Anyway… what was I talking about? Oh yes, browning the ground beef. This is the standard Step One on the box of any Hamburger Helper meal, and it takes however long it takes. I sort of lose track of time with all the internal dialogue. (Yes, I called it an internal dialogue. There were two points of view, so to call it a monologue seems insulting to one half of my brain.)
Step Two of almost every Hamburger Helper meal is “Drop the rest of the shit in, reduce heat, and stir until it’s goopy.” The quotation marks aren’t really official. That’s a paraphrase. To be perfectly honest, I don’t really read the back of the box, and haven’t since college. I just assume that there hasn’t been some revolutionary new method of cooking and that the steps haven’t changed. While the meat browned, I took a few more pictures. Here is my liquor stash. I really, really, need to have a house party and get some help drinking all of this.

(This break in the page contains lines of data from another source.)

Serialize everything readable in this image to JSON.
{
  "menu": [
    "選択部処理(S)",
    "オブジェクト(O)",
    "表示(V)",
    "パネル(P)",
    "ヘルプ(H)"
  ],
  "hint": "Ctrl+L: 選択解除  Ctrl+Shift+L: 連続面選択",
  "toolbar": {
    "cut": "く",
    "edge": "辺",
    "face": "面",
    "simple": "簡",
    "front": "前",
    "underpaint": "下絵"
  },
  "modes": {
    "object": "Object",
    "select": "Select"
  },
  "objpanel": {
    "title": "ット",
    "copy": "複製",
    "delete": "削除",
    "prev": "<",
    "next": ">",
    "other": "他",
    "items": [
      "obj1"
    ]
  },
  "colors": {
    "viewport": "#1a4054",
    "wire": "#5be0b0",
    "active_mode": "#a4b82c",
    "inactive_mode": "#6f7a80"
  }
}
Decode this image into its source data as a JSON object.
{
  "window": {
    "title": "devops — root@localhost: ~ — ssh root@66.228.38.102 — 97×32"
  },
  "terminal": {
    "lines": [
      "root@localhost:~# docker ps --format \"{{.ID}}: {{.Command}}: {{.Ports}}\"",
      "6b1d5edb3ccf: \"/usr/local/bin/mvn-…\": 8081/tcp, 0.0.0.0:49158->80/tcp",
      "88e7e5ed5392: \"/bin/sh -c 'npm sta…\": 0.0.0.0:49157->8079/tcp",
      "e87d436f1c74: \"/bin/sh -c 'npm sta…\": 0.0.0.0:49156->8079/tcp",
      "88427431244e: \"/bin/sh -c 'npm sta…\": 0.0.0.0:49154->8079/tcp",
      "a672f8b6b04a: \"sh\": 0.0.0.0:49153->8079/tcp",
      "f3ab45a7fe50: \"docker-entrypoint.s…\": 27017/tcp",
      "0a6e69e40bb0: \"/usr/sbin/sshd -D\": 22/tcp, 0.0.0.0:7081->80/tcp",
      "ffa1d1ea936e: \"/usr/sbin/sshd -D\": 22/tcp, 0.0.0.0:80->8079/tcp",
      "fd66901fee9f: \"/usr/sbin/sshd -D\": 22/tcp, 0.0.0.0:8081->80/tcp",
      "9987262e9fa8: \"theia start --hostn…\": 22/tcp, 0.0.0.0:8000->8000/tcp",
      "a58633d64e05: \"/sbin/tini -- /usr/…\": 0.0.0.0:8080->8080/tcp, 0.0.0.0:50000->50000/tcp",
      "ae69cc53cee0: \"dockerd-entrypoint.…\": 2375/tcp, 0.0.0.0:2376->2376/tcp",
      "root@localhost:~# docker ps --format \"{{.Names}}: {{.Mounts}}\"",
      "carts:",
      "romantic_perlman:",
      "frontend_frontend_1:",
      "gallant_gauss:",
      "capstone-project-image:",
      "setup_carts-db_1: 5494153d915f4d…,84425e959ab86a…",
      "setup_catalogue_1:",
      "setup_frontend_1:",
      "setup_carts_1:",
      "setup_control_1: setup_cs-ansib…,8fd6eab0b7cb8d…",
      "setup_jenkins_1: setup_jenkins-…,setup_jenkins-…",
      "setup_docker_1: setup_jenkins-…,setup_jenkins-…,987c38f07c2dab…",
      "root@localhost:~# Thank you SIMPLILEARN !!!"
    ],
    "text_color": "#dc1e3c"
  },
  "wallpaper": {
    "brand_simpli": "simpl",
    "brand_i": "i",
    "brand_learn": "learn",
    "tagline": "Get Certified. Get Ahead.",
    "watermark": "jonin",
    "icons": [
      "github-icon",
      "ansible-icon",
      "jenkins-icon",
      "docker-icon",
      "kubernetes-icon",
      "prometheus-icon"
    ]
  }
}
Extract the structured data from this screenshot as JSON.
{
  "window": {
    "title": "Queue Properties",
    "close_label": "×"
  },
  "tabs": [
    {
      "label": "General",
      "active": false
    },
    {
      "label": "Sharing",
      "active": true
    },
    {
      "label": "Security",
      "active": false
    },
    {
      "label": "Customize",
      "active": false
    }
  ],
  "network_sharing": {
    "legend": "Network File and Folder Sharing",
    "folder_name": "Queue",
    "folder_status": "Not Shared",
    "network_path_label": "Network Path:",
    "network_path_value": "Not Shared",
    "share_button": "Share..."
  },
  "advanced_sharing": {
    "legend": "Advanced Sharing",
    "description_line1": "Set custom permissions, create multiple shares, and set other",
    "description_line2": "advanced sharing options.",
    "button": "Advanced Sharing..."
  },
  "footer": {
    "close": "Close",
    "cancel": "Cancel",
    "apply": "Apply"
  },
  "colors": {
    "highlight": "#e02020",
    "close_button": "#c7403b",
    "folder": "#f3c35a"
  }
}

So the content of my skillet, or is it a frying pan, finally turned sufficiently goopy, to the point that I decided that I wouldn’t mind eating it. I grabbed a durable paper plate, grabbed a fork, and that’s when my kitchen decided to attack me again.
I shit you not. While grabbing a fork, I shifted the silverware in the drawer a bit, and one of the steak knives bent at just the right angle to give me a heart attack. I didn’t notice this of course, until I used my hip to bump the drawer shut. Only it didn’t shut. It sort of resisted… and then TWANG! It sounded like a firework full of shrapnel went off under my counter, followed by the plink of metal bits falling to the ground. I looked down and didn’t notice anything at first, but then I saw that one of my steak knifes wasn’t a knife any longer. It was just a handle.
It was a clean break, at least. No itty-bitty slivers of metal were eagerly awaiting my bare (and already wounded) foot. This is just a bad omen, and does not bode well for future installments. But, rest assured, I will tempt fate again next week.
Now, I told you I’d come back to my magnetic poetry. Being poetic and shit, I will sometimes stand in front of the fridge for thirty minutes looking for JUST the right word. This is the very first poem I put up, within a week of buying the fridge and opening the magnets. It’s a haiku, and my mother is very proud of me. (At least, I think that derisive snort and cross look were full of pride when she read it.) Anyhow, I’m very proud of myself, and so I leave with the words that adorn my refrigerator.
I think it’s way better than my mom’s magnet that says “Nobody ever died from oven crud poisoning.”